# Fläche invertiert füllen



## filth (10. Feb 2011)

Hallo,

ich habe ein Rechteck A. In diesem Rechteck befindet sich ein weiteres, kleineres Rechteck B. 
Rechteck A soll nun komplett mit einer Farbe gefüllt werden, wobei die Fläche von Rechteck B nicht gefüllt werden soll.

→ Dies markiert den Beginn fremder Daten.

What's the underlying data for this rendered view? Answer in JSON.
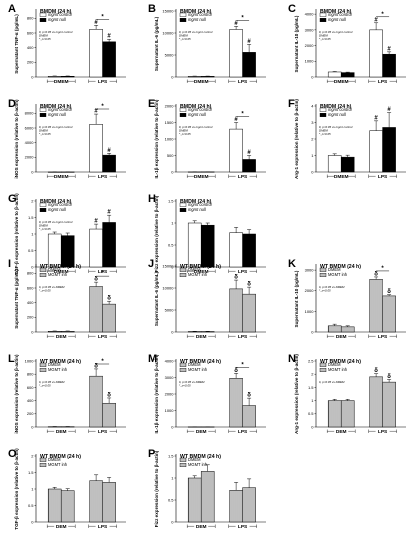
{
  "colors": {
    "white": "#ffffff",
    "black": "#000000",
    "striped": "#d9d9d9",
    "gray": "#bdbdbd"
  },
  "groups": {
    "bmdm": [
      "DMEM",
      "LPS"
    ],
    "wt": [
      "DEM",
      "LPS"
    ]
  },
  "legends": {
    "mgmt": [
      "mgmt control",
      "mgmt null"
    ],
    "inh": [
      "DMEM",
      "MGMT inh"
    ]
  },
  "chart_data": [
    {
      "type": "bar",
      "label": "A",
      "title": "BMDM (24 h)",
      "ylabel": "Supernatant TNF-α (pg/mL)",
      "yticks": [
        0,
        200,
        400,
        600,
        800
      ],
      "ylim": [
        0,
        900
      ],
      "legend": "mgmt",
      "values": [
        [
          10,
          10
        ],
        [
          650,
          480
        ]
      ],
      "errors": [
        [
          4,
          4
        ],
        [
          55,
          35
        ]
      ],
      "bar_marks": [
        [
          "",
          ""
        ],
        [
          "#",
          "#"
        ]
      ],
      "sig": [
        [
          "LPS",
          "*"
        ]
      ],
      "note": [
        "#, p<0.05 vs mgmt control",
        "DMEM",
        "*, p<0.05"
      ]
    },
    {
      "type": "bar",
      "label": "B",
      "title": "BMDM (24 h)",
      "ylabel": "Supernatant IL-6 (pg/mL)",
      "yticks": [
        0,
        5000,
        10000,
        15000
      ],
      "ylim": [
        0,
        15000
      ],
      "legend": "mgmt",
      "values": [
        [
          150,
          150
        ],
        [
          10800,
          5600
        ]
      ],
      "errors": [
        [
          60,
          60
        ],
        [
          700,
          1800
        ]
      ],
      "bar_marks": [
        [
          "",
          ""
        ],
        [
          "#",
          "#"
        ]
      ],
      "sig": [
        [
          "LPS",
          "*"
        ]
      ],
      "note": [
        "#, p<0.05 vs mgmt control",
        "DMEM",
        "*, p<0.05"
      ]
    },
    {
      "type": "bar",
      "label": "C",
      "title": "BMDM (24 h)",
      "ylabel": "Supernatant IL-10 (pg/mL)",
      "yticks": [
        0,
        1000,
        2000,
        3000,
        4000
      ],
      "ylim": [
        0,
        4200
      ],
      "legend": "mgmt",
      "values": [
        [
          320,
          280
        ],
        [
          3000,
          1450
        ]
      ],
      "errors": [
        [
          30,
          30
        ],
        [
          450,
          150
        ]
      ],
      "bar_marks": [
        [
          "",
          ""
        ],
        [
          "#",
          "#"
        ]
      ],
      "sig": [
        [
          "LPS",
          "*"
        ]
      ],
      "note": [
        "#, p<0.05 vs mgmt control",
        "DMEM",
        "*, p<0.05"
      ]
    },
    {
      "type": "bar",
      "label": "D",
      "title": "BMDM (24 h)",
      "ylabel": "iNOS expression (relative to β-actin)",
      "yticks": [
        0,
        2000,
        4000,
        6000,
        8000
      ],
      "ylim": [
        0,
        9000
      ],
      "legend": "mgmt",
      "values": [
        [
          5,
          5
        ],
        [
          6500,
          2300
        ]
      ],
      "errors": [
        [
          2,
          2
        ],
        [
          1400,
          250
        ]
      ],
      "bar_marks": [
        [
          "",
          ""
        ],
        [
          "#",
          "#"
        ]
      ],
      "sig": [
        [
          "LPS",
          "*"
        ]
      ],
      "note": [
        "#, p<0.05 vs mgmt control",
        "DMEM",
        "*, p<0.05"
      ]
    },
    {
      "type": "bar",
      "label": "E",
      "title": "BMDM (24 h)",
      "ylabel": "IL-1β expression (relative to β-actin)",
      "yticks": [
        0,
        500,
        1000,
        1500,
        2000
      ],
      "ylim": [
        0,
        2000
      ],
      "legend": "mgmt",
      "values": [
        [
          4,
          4
        ],
        [
          1300,
          380
        ]
      ],
      "errors": [
        [
          2,
          2
        ],
        [
          200,
          120
        ]
      ],
      "bar_marks": [
        [
          "",
          ""
        ],
        [
          "#",
          "#"
        ]
      ],
      "sig": [
        [
          "LPS",
          "*"
        ]
      ],
      "note": [
        "#, p<0.05 vs mgmt control",
        "DMEM",
        "*, p<0.05"
      ]
    },
    {
      "type": "bar",
      "label": "F",
      "title": "BMDM (24 h)",
      "ylabel": "Arg-1 expression (relative to β-actin)",
      "yticks": [
        0,
        1,
        2,
        3,
        4
      ],
      "ylim": [
        0,
        4
      ],
      "legend": "mgmt",
      "values": [
        [
          1.0,
          0.9
        ],
        [
          2.5,
          2.7
        ]
      ],
      "errors": [
        [
          0.1,
          0.12
        ],
        [
          0.6,
          0.9
        ]
      ],
      "bar_marks": [
        [
          "",
          ""
        ],
        [
          "#",
          "#"
        ]
      ],
      "sig": [],
      "note": [
        "#, p<0.05 vs mgmt control",
        "DMEM",
        "*, p<0.05"
      ]
    },
    {
      "type": "bar",
      "label": "G",
      "title": "BMDM (24 h)",
      "ylabel": "TGF-β expression (relative to β-actin)",
      "yticks": [
        0.0,
        0.5,
        1.0,
        1.5,
        2.0
      ],
      "ylim": [
        0,
        2.0
      ],
      "legend": "mgmt",
      "values": [
        [
          1.0,
          0.95
        ],
        [
          1.15,
          1.35
        ]
      ],
      "errors": [
        [
          0.06,
          0.08
        ],
        [
          0.15,
          0.22
        ]
      ],
      "bar_marks": [
        [
          "",
          ""
        ],
        [
          "#",
          "#"
        ]
      ],
      "sig": [],
      "note": [
        "#, p<0.05 vs mgmt control",
        "DMEM",
        "*, p<0.05"
      ]
    },
    {
      "type": "bar",
      "label": "H",
      "title": "BMDM (24 h)",
      "ylabel": "Fizz expression (relative to β-actin)",
      "yticks": [
        0.0,
        0.5,
        1.0,
        1.5
      ],
      "ylim": [
        0,
        1.5
      ],
      "legend": "mgmt",
      "values": [
        [
          1.0,
          0.95
        ],
        [
          0.78,
          0.75
        ]
      ],
      "errors": [
        [
          0.05,
          0.05
        ],
        [
          0.12,
          0.1
        ]
      ],
      "bar_marks": [
        [
          "",
          ""
        ],
        [
          "",
          ""
        ]
      ],
      "sig": [],
      "note": []
    },
    {
      "type": "bar",
      "label": "I",
      "title": "WT BMDM (24 h)",
      "ylabel": "Supernatant TNF-α (pg/mL)",
      "yticks": [
        0,
        200,
        400,
        600,
        800
      ],
      "ylim": [
        0,
        900
      ],
      "legend": "inh",
      "values": [
        [
          10,
          10
        ],
        [
          620,
          380
        ]
      ],
      "errors": [
        [
          4,
          4
        ],
        [
          60,
          40
        ]
      ],
      "bar_marks": [
        [
          "",
          ""
        ],
        [
          "δ",
          "δ"
        ]
      ],
      "sig": [
        [
          "LPS",
          "*"
        ]
      ],
      "note": [
        "δ, p<0.05 vs DMEM",
        "*, p<0.05"
      ]
    },
    {
      "type": "bar",
      "label": "J",
      "title": "WT BMDM (24 h)",
      "ylabel": "Supernatant IL-6 (pg/mL)",
      "yticks": [
        0,
        5000,
        10000,
        15000
      ],
      "ylim": [
        0,
        15000
      ],
      "legend": "inh",
      "values": [
        [
          100,
          100
        ],
        [
          9800,
          8600
        ]
      ],
      "errors": [
        [
          50,
          50
        ],
        [
          2000,
          1600
        ]
      ],
      "bar_marks": [
        [
          "",
          ""
        ],
        [
          "δ",
          "δ"
        ]
      ],
      "sig": [],
      "note": []
    },
    {
      "type": "bar",
      "label": "K",
      "title": "WT BMDM (24 h)",
      "ylabel": "Supernatant IL-10 (pg/mL)",
      "yticks": [
        0,
        1000,
        2000,
        3000
      ],
      "ylim": [
        0,
        3200
      ],
      "legend": "inh",
      "values": [
        [
          300,
          250
        ],
        [
          2550,
          1750
        ]
      ],
      "errors": [
        [
          80,
          50
        ],
        [
          120,
          60
        ]
      ],
      "bar_marks": [
        [
          "",
          ""
        ],
        [
          "δ",
          "δ"
        ]
      ],
      "sig": [
        [
          "LPS",
          "*"
        ]
      ],
      "note": [
        "δ, p<0.05 vs DMEM",
        "*, p<0.05"
      ]
    },
    {
      "type": "bar",
      "label": "L",
      "title": "WT BMDM (24 h)",
      "ylabel": "iNOS expression (relative to β-actin)",
      "yticks": [
        0,
        200,
        400,
        600,
        800,
        1000
      ],
      "ylim": [
        0,
        1000
      ],
      "legend": "inh",
      "values": [
        [
          5,
          5
        ],
        [
          770,
          360
        ]
      ],
      "errors": [
        [
          2,
          2
        ],
        [
          110,
          80
        ]
      ],
      "bar_marks": [
        [
          "",
          ""
        ],
        [
          "δ",
          "δ"
        ]
      ],
      "sig": [
        [
          "LPS",
          "*"
        ]
      ],
      "note": [
        "δ, p<0.05 vs DMEM",
        "*, p<0.05"
      ]
    },
    {
      "type": "bar",
      "label": "M",
      "title": "WT BMDM (24 h)",
      "ylabel": "IL-1β expression (relative to β-actin)",
      "yticks": [
        0,
        1000,
        2000,
        3000,
        4000
      ],
      "ylim": [
        0,
        4000
      ],
      "legend": "inh",
      "values": [
        [
          10,
          10
        ],
        [
          2950,
          1300
        ]
      ],
      "errors": [
        [
          4,
          4
        ],
        [
          300,
          450
        ]
      ],
      "bar_marks": [
        [
          "",
          ""
        ],
        [
          "δ",
          "δ"
        ]
      ],
      "sig": [
        [
          "LPS",
          "*"
        ]
      ],
      "note": [
        "δ, p<0.05 vs DMEM",
        "*, p<0.05"
      ]
    },
    {
      "type": "bar",
      "label": "N",
      "title": "WT BMDM (24 h)",
      "ylabel": "Arg-1 expression (relative to β-actin)",
      "yticks": [
        0.0,
        0.5,
        1.0,
        1.5,
        2.0,
        2.5
      ],
      "ylim": [
        0,
        2.5
      ],
      "legend": "inh",
      "values": [
        [
          1.0,
          1.0
        ],
        [
          1.9,
          1.7
        ]
      ],
      "errors": [
        [
          0.05,
          0.05
        ],
        [
          0.12,
          0.1
        ]
      ],
      "bar_marks": [
        [
          "",
          ""
        ],
        [
          "δ",
          "δ"
        ]
      ],
      "sig": [],
      "note": [
        "δ, p<0.05 vs DMEM"
      ]
    },
    {
      "type": "bar",
      "label": "O",
      "title": "WT BMDM (24 h)",
      "ylabel": "TGF-β expression (relative to β-actin)",
      "yticks": [
        0.0,
        0.5,
        1.0,
        1.5,
        2.0
      ],
      "ylim": [
        0,
        2.0
      ],
      "legend": "inh",
      "values": [
        [
          1.0,
          0.95
        ],
        [
          1.25,
          1.2
        ]
      ],
      "errors": [
        [
          0.05,
          0.06
        ],
        [
          0.18,
          0.15
        ]
      ],
      "bar_marks": [
        [
          "",
          ""
        ],
        [
          "",
          ""
        ]
      ],
      "sig": [],
      "note": []
    },
    {
      "type": "bar",
      "label": "P",
      "title": "WT BMDM (24 h)",
      "ylabel": "Fizz expression (relative to β-actin)",
      "yticks": [
        0.0,
        0.5,
        1.0,
        1.5
      ],
      "ylim": [
        0,
        1.5
      ],
      "legend": "inh",
      "values": [
        [
          1.0,
          1.15
        ],
        [
          0.72,
          0.78
        ]
      ],
      "errors": [
        [
          0.05,
          0.15
        ],
        [
          0.18,
          0.2
        ]
      ],
      "bar_marks": [
        [
          "",
          ""
        ],
        [
          "",
          ""
        ]
      ],
      "sig": [],
      "note": []
    }
  ]
}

Die Koordinaten von B kenne ich - ich würde das jetzt so machen, dass ich drumherum 4 Rechtecke zeichne, um die restliche Fläche zu füllen. Geht es evtl einfacher?

Danke!


----------



## Marco13 (10. Feb 2011)

Wenn es nur darum geht, dass das innere Rechteck eine andere Farbe haben soll: Einfach drüberpinseln. Kaum etwas geht schneller, als ein einfarbiges Rechteck zu zeichnen. Wenn dort der Hintergrund erhalten bleiben soll: Du könntest ein Shape (d.h. einen Path2D) verwenden. Die können Löcher haben. Für diesen einfachen Fall könnte man ihn noch "per Hand" malen. Etwas weniger effizient, aber viel einfacher und flexibler wäre, die beiden Rectangles in Areas zu verwandeln, und dann mit Area (Java Platform SE 6) das innere vom äußeren abzuziehen.


----------



## Michael... (10. Feb 2011)

Für Füll und Überlappungseffekte kann man auch AlphaComposites verwenden.
Hat den Vorteil, dass man sich nicht mit komplexen Figuren rumschlagen muss.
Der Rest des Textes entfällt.